Add to this menagerie two new video file formats.
I don’t have a lot of video experience. Still photography was always more accessible and interesting to me, though I have to confess that I’ve been greatly enjoying editing the video from our trip to Australia. iMovie is surprisingly good at what it does, and the video coming out of my point-and-shoot camera is acceptable for reminiscing. I still like the story that a still photograph can tell, but video fits that niche that I always used to fill with babbling during my slide shows.
Anyway, I digress.
I don’t have a lot of video file format experience. Undoubtedly it’s more complicated than I know, but the sense I got was that there are a few widely used file formats — AVI, MPEG, Quicktime — with a variety of audio and video compression codecs, chroma subsampling settings, and bit depths thrown in to complicate what would otherwise be a very simple landscape.
Enter the consumer HD video revolution — partly thanks to a new generation of dSLR cameras — and it seems like we’re on the cusp of another explosion of proprietary file formats. Add in the demands of professional workflows, and you get two new file formats.
Storing, retrieving, and manipulating the RAW pixels in a video frame only goes so far. Eventually those frames are edited, cut and combined with audio tracks. Those frames and audio are mixed with other assets, such as subtitles, alternate audio tracks, time codes, and other metadata. Finally all of these assets are combined with a desired output intent to create a digital or film copy for cinema projection, a television broadcast, a DVD, streaming video, etc.
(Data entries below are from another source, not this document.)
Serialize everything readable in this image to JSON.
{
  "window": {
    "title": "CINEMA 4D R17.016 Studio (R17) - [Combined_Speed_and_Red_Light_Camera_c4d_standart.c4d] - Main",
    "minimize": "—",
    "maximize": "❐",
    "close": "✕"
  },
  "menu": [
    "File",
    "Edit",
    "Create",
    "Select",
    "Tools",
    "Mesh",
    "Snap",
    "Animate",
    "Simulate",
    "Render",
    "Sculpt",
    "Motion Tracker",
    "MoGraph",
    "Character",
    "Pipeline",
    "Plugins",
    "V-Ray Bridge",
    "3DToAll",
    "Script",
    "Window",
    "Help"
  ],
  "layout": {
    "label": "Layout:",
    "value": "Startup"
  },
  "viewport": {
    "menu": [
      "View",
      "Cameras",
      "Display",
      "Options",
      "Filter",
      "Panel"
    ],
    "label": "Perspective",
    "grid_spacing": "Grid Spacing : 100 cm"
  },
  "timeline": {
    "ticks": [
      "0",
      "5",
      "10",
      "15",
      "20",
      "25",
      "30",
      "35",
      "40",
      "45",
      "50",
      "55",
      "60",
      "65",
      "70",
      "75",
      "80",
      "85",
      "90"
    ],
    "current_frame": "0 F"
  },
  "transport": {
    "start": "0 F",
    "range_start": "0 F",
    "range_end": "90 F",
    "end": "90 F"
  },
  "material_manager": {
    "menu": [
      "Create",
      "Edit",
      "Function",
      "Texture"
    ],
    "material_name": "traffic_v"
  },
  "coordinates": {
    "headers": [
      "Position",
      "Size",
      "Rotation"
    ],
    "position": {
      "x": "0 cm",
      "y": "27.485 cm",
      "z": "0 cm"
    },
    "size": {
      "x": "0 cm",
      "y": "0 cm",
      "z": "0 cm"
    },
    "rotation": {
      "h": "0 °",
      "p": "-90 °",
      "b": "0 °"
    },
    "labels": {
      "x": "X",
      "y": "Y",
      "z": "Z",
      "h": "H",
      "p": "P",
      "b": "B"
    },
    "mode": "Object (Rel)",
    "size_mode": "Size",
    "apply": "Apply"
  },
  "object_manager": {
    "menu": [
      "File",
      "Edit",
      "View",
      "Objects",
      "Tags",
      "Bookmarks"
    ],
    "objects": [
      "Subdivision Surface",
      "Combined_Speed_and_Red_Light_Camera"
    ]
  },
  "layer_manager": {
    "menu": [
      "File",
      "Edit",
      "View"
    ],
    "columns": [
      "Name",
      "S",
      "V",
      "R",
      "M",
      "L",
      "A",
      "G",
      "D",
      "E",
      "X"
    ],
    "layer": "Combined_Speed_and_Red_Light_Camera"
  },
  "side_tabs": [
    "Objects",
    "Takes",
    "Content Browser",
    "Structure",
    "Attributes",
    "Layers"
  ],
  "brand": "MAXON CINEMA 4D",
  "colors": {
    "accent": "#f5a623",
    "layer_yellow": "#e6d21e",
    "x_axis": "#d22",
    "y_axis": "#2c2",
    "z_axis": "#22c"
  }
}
The Entertainment Technology Center at the University of Southern California (ETC) has worked with industry players to develop an interoperable master format (IMF) that encapsulates audio, video, and effects assets together with metadata and output profiles into a package. Basically IMF is the file-level portion of a digital asset management (DAM) solution.
The details of this encapsulating master format are quite numerous, but the following might be of interest to people who need to contemplate support for reading and writing the imagery portions of IMF. The format is evolving, but as of version 0.82a these were true.
- IMF is pretty permissive with respect to image dimensions, audio sampling frequencies, bit depths, and so on. There are a lot of “shoulds” in the spec.
- “Essence files” contain the video and audio assets.
- Essence files must use ISO or SMPTE standard formats. That’s good news. I hate the reinvention of the wheel.
- Frame rates must be constant.
- There are some required standard and nonstandard resolutions and frame rates.
- Non-1:1 pixel aspect ratios are OK.
- 8- and 10-bit samples must be supported, and I/O drivers should support 12- and 16-bit imagery, too.
- 4:4:4 and 4:2:2 chroma sampling is allowed.
- RGB-709, YCbCr-709, YCbCr-601, and CIE XYZ are supported color spaces.
- 3-D/stereoscopic imagery must be supported.
- Compression is recommended, especially visually/perceptually lossless methods (but not necessarily mathematically reversible).
- Compression must be industry standard and open. In fact, it probably should look a lot like JPEG-2000.
- Uncompressed data will look a lot like DPX or SMPTE 384M.
Once again this is just the tip of the iceberg of the details are in the draft document. If you like these or don’t agree with them or if you have other suggestions — such as specifying a particular set of options and metadata settings as a “baseline” — do download the spec yourself and comment.
* — For an example of a moribund format, consider PICT from Apple.